Aber Bruner hat nicht die Absicht, seine Arbeit zu ändern. Mit 91 Jahren unterrichtet er immer noch an der New York University im Fachbereich Recht. Bei einer Zeremonie in Oxford in diesem Monat, bei der ein Gebäude der Bildungsabteilung nach ihm benannt wurde, hielt er einen Vortrag über seine jüngsten Theorien über das Erzählen von Geschichten als wichtiges Lernmittel.

„Warum sind wir so intellektuell abweisend gegenüber Erzählungen?“, fragt er. „Warum neigen wir dazu, sie als eine eher trashige, wenn auch unterhaltsame Art zu betrachten, über das nachzudenken und zu sprechen, was wir mit unserem Verstand tun? Das Erzählen von Geschichten erfüllt die doppelte kulturelle Funktion, das Fremde vertraut und uns selbst privat und unverwechselbar zu machen. Wenn Schüler ermutigt werden, über die verschiedenen Ergebnisse nachzudenken, die sich aus einer Reihe von Umständen hätten ergeben können, zeigen sie, dass sie ihr Wissen über ein Thema anwenden können. Anstatt nur Wissen und Fakten zu behalten, gehen sie darüber hinaus und nutzen ihre Vorstellungskraft, um über andere Ergebnisse nachzudenken, da sie keine logischen Argumente brauchen, um eine Geschichte zu verstehen.
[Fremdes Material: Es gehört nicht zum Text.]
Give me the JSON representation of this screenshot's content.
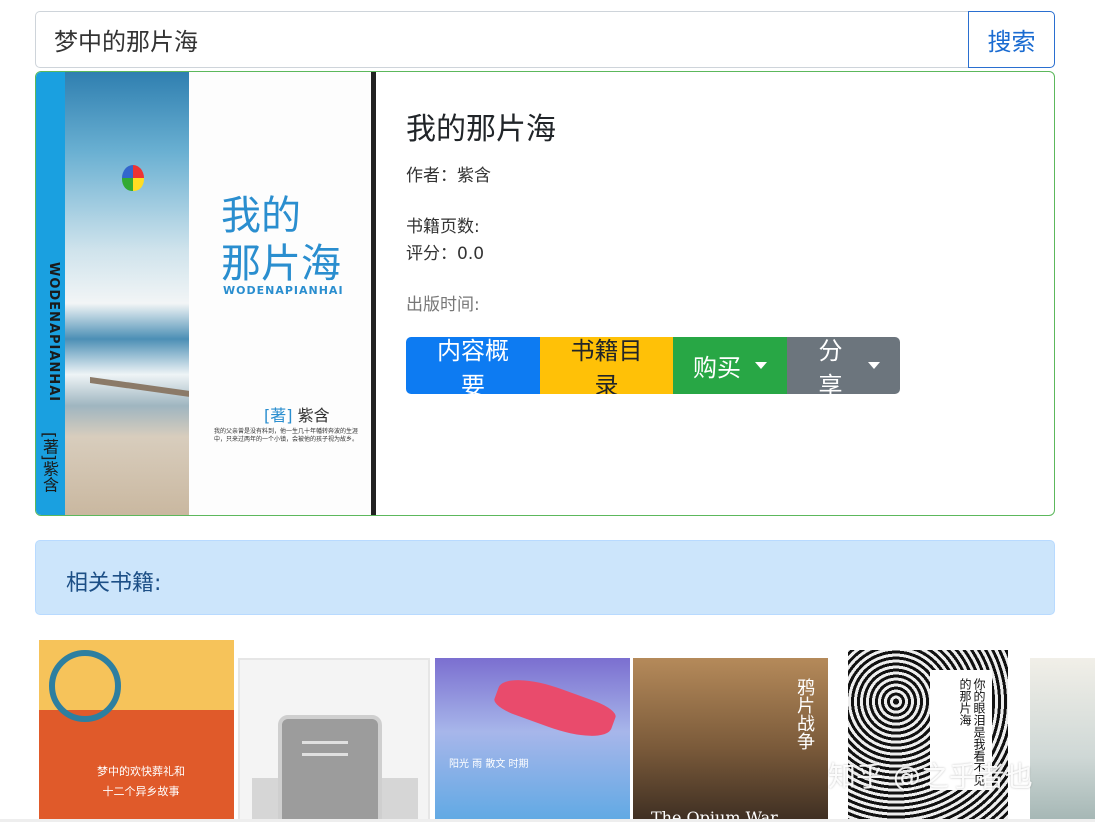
{
  "search": {
    "value": "梦中的那片海",
    "button_label": "搜索"
  },
  "book": {
    "title": "我的那片海",
    "author_label": "作者：",
    "author": "紫含",
    "pages_label": "书籍页数:",
    "pages": "",
    "rating_label": "评分：",
    "rating": "0.0",
    "publish_label": "出版时间:",
    "publish": "",
    "cover": {
      "title_line1": "我的",
      "title_line2": "那片海",
      "subtitle": "WODENAPIANHAI",
      "spine_text": "WODENAPIANHAI",
      "spine_mark": "[著]",
      "spine_author": "紫含",
      "author_mark": "[著]",
      "author": "紫含",
      "blurb": "我的父亲曾是没有料到，他一生几十年幡转奔波的生涯中，只来过两年的一个小镇，会被他的孩子视为故乡。"
    },
    "buttons": {
      "summary": "内容概要",
      "toc": "书籍目录",
      "buy": "购买",
      "share": "分享"
    },
    "colors": {
      "summary": "#0d7bf2",
      "toc": "#ffc107",
      "buy": "#28a745",
      "share": "#6c757d"
    }
  },
  "related": {
    "label": "相关书籍:",
    "thumbs": [
      {
        "text_line1": "梦中的欢快葬礼和",
        "text_line2": "十二个异乡故事"
      },
      {
        "text": ""
      },
      {
        "text": "阳光 雨 散文 时期"
      },
      {
        "title": "鸦片战争",
        "en": "The Opium War"
      },
      {
        "title": "你的眼泪是我看不见的那片海"
      },
      {
        "text": ""
      }
    ]
  },
  "watermark": "知乎 @之乎者也"
}
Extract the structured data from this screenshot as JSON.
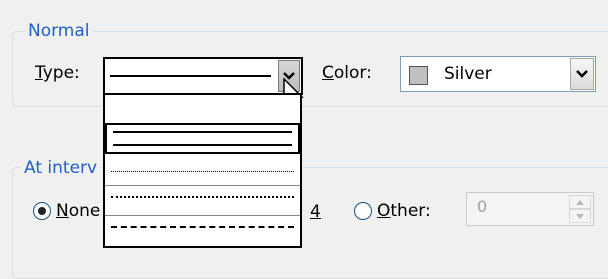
{
  "normal_group": {
    "title": "Normal",
    "type_label": "Type:",
    "color_label": "Color:",
    "color_value": "Silver",
    "color_swatch": "#c0c0c0"
  },
  "interval_group": {
    "title": "At interv",
    "none_label": "None",
    "count_value": "4",
    "other_label": "Other:",
    "other_value": "0"
  },
  "line_styles": [
    "solid-single",
    "solid-double",
    "dotted-fine",
    "dotted-sparse",
    "dashed"
  ],
  "accent_color": "#1f5fc6"
}
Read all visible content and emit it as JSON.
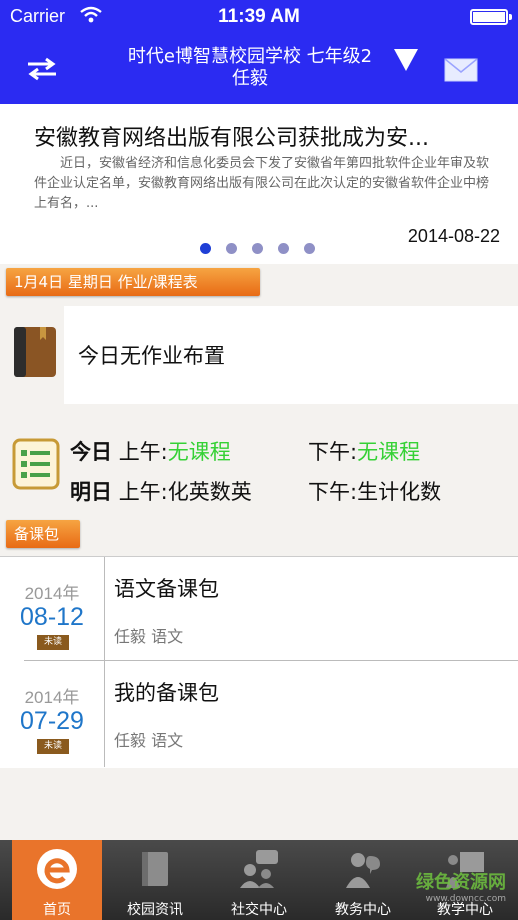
{
  "status_bar": {
    "carrier": "Carrier",
    "time": "11:39 AM"
  },
  "nav": {
    "title_line1": "时代e博智慧校园学校 七年级2",
    "title_line2": "任毅",
    "icons": [
      "switch-icon",
      "dropdown-triangle-icon",
      "mail-icon"
    ]
  },
  "news": {
    "title": "安徽教育网络出版有限公司获批成为安...",
    "body": "近日，安徽省经济和信息化委员会下发了安徽省年第四批软件企业年审及软件企业认定名单，安徽教育网络出版有限公司在此次认定的安徽省软件企业中榜上有名，...",
    "date": "2014-08-22",
    "page_count": 5,
    "active_page": 1
  },
  "schedule_tab": {
    "label": "1月4日 星期日 作业/课程表"
  },
  "homework": {
    "text": "今日无作业布置"
  },
  "schedule": {
    "today_label": "今日",
    "tomorrow_label": "明日",
    "am_prefix": "上午:",
    "pm_prefix": "下午:",
    "today_am": "无课程",
    "today_pm": "无课程",
    "tomorrow_am": "化英数英",
    "tomorrow_pm": "生计化数"
  },
  "prep_tab": {
    "label": "备课包"
  },
  "packages": [
    {
      "year": "2014年",
      "date": "08-12",
      "status": "未读",
      "title": "语文备课包",
      "meta": "任毅 语文"
    },
    {
      "year": "2014年",
      "date": "07-29",
      "status": "未读",
      "title": "我的备课包",
      "meta": "任毅 语文"
    }
  ],
  "tabs": [
    {
      "label": "首页",
      "icon": "home-e-icon",
      "active": true
    },
    {
      "label": "校园资讯",
      "icon": "book-icon",
      "active": false
    },
    {
      "label": "社交中心",
      "icon": "people-chat-icon",
      "active": false
    },
    {
      "label": "教务中心",
      "icon": "teacher-icon",
      "active": false
    },
    {
      "label": "教学中心",
      "icon": "presenter-icon",
      "active": false
    }
  ],
  "watermark": {
    "text": "绿色资源网",
    "sub": "www.downcc.com"
  },
  "colors": {
    "header": "#2b2bf2",
    "accent": "#e9742b",
    "date_blue": "#1f76c9",
    "no_class_green": "#35d135"
  }
}
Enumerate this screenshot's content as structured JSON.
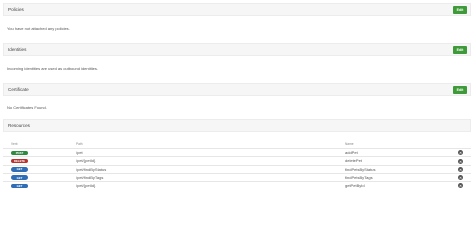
{
  "policies": {
    "title": "Policies",
    "edit_label": "Edit",
    "body": "You have not attached any policies."
  },
  "identities": {
    "title": "Identities",
    "edit_label": "Edit",
    "body": "Incoming identities are used as outbound identities."
  },
  "certificate": {
    "title": "Certificate",
    "edit_label": "Edit",
    "body": "No Certificates Found."
  },
  "resources": {
    "title": "Resources",
    "columns": {
      "verb": "Verb",
      "path": "Path",
      "name": "Name"
    },
    "rows": [
      {
        "verb": "POST",
        "color": "#2e8b3e",
        "path": "/pet",
        "name": "addPet"
      },
      {
        "verb": "DELETE",
        "color": "#b8322e",
        "path": "/pet/{petId}",
        "name": "deletePet"
      },
      {
        "verb": "GET",
        "color": "#2f6db5",
        "path": "/pet/findByStatus",
        "name": "findPetsByStatus"
      },
      {
        "verb": "GET",
        "color": "#2f6db5",
        "path": "/pet/findByTags",
        "name": "findPetsByTags"
      },
      {
        "verb": "GET",
        "color": "#2f6db5",
        "path": "/pet/{petId}",
        "name": "getPetById"
      }
    ]
  }
}
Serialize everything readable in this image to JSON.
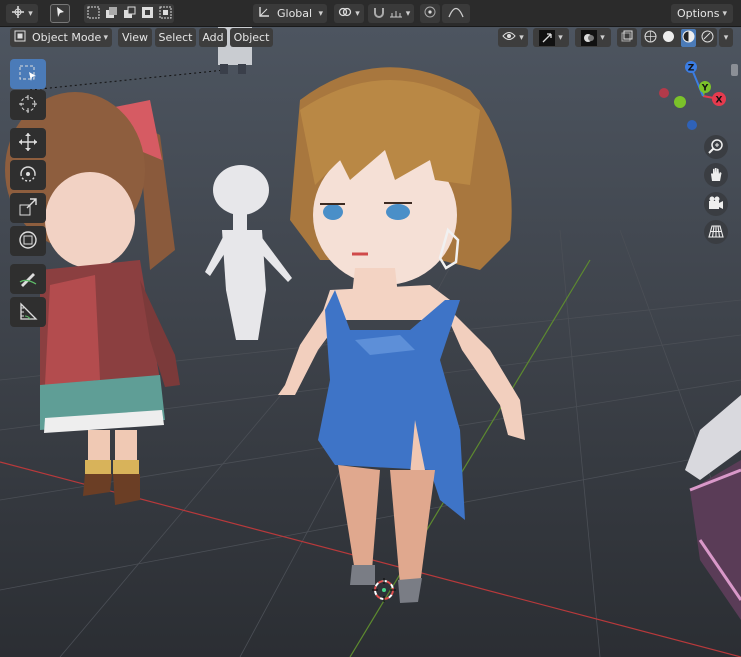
{
  "topbar": {
    "transform_orientation": "Global",
    "options_label": "Options"
  },
  "header": {
    "mode_label": "Object Mode",
    "menus": [
      "View",
      "Select",
      "Add",
      "Object"
    ]
  },
  "toolbar": {
    "tools": [
      "select-box-tool",
      "cursor-tool",
      "move-tool",
      "rotate-tool",
      "scale-tool",
      "transform-tool",
      "annotate-tool",
      "measure-tool"
    ]
  },
  "gizmo": {
    "axes": [
      "X",
      "Y",
      "Z"
    ],
    "colors": {
      "x": "#e63a4e",
      "y": "#7bc22a",
      "z": "#3b7de3"
    }
  },
  "navigation": [
    "zoom-icon",
    "hand-pan-icon",
    "camera-icon",
    "grid-perspective-icon"
  ],
  "colors": {
    "accent": "#4b7bb8",
    "x_axis_line": "#b8393b",
    "y_axis_line": "#5d8a2f"
  }
}
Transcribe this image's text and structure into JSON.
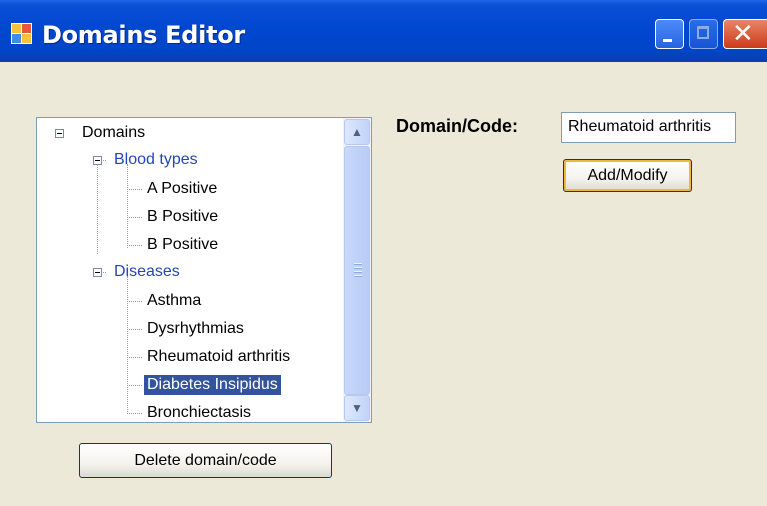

Kontext und Kultur bilden die Grundlage für Bruners gesamte Arbeit, die bis in seine Studienzeit an der Duke University in den 1930er Jahren zurückreicht, wo er von dem angesehenen britischen Psychologen William McDougall unterrichtet wurde. „Die Psychologie wurde damals von den Behavioristen dominiert“, sagt er, „und McDougall ermutigte mich, das einfache Modell von ‚Reiz und Reaktion‘ als ein extrem begrenztes, atavistisches Modell zu betrachten. Mir wurde klar, dass die Interaktion – der Kontext, in dem und wie etwas gelernt wird – der Schlüssel zum Verständnis und zur Entwicklung eines Menschen ist, und nicht die bloße Tatsache, dass Wissen erworben wird. Nehmen wir zum Beispiel die Bestrafung. Nicht jeder interpretiert sie auf die gleiche Weise; es ist das, was eine bestimmte Handlung für eine Person darstellt, das bestimmt, ob sie als Strafe angesehen wird oder nicht.“

McDougalls Abschiedsworte an Bruner waren: „Gehen Sie nicht nach Harvard, was auch immer Sie tun; sie sind viel zu positiv in ihren Ansichten.“ Also ging er natürlich dorthin. Dort entwickelte er viele seiner Ideen über die Bedeutung des vorschulischen Lernens und schuf ein paralleles, interaktiveres Modell von Piagets Theorie des Denkens und der kindlichen Entwicklung. Seine Arbeit brachte ihm nationale Aufmerksamkeit ein, und John F. Kennedy lud ihn ein, einen wissenschaftlichen Beirat des Präsidenten zu leiten, wo er maßgeblich dazu beitrug, staatliche Gelder von der Hochschulbildung in die Vorschulbildung umzuleiten.

Bürokratie der Politik

Lyndon Johnson lud ihn ein, das National Institute of Child Health and Development zu leiten. „Johnson war ein sehr unterschätzter Präsident“, sagt Bruner. „Er hatte einen überzeugenden texanischen Dialekt, und ich war verlockt. Aber ich war von der Bürokratie der Politik frustriert; ich wollte frei sein von dem Druck, Details in die Tat umsetzen zu müssen. Also lehnte ich ab – was ich im Nachhinein sehr bedaure.“

Bruner hatte auch die Nase voll von Harvard, das er zunehmend als spießig empfand. „Es waren die späten 60er Jahre, und viele der Studenten engagierten sich in der Bürgerrechts- und Antikriegsbewegung. Die alten heiligen Kühe wurden in Frage gestellt“, erklärt er. „Sie wollten auch mehr Mitspracherecht bei der Leitung der Universität, und das erschien mir völlig vernünftig. Zu sagen, die Studenten seien alt genug, um in den Krieg zu ziehen, aber nicht alt genug, um an der Verwaltung ihres akademischen Lebens beteiligt zu werden, war einfach Unsinn. Aber die Harvard-Behörden gaben mir das Gefühl, ein rebellischer Außenseiter zu sein, weil ich meine Unterstützung zum Ausdruck brachte. Als Isaiah Berlin mich einlud, in Oxford zu unterrichten, ergriff ich die Gelegenheit.“

War Oxford 1968 wirklich so viel liberaler als Harvard? Bruner lächelt. „Das glaube ich nicht“, sagt er, „aber ich wusste es nicht besser. Ich dachte nur, dass alles eine Verbesserung gegenüber Harvard sein muss.“

Seine Art der Ankunft in England – „Ich glaube, ich bin der einzige Akademiker in der Geschichte der Universität, der seinen Lehrstuhl durch eine Bootsfahrt über den Atlantik bezogen hat“ – war ebenso unorthodox wie seine Lehre und Forschung.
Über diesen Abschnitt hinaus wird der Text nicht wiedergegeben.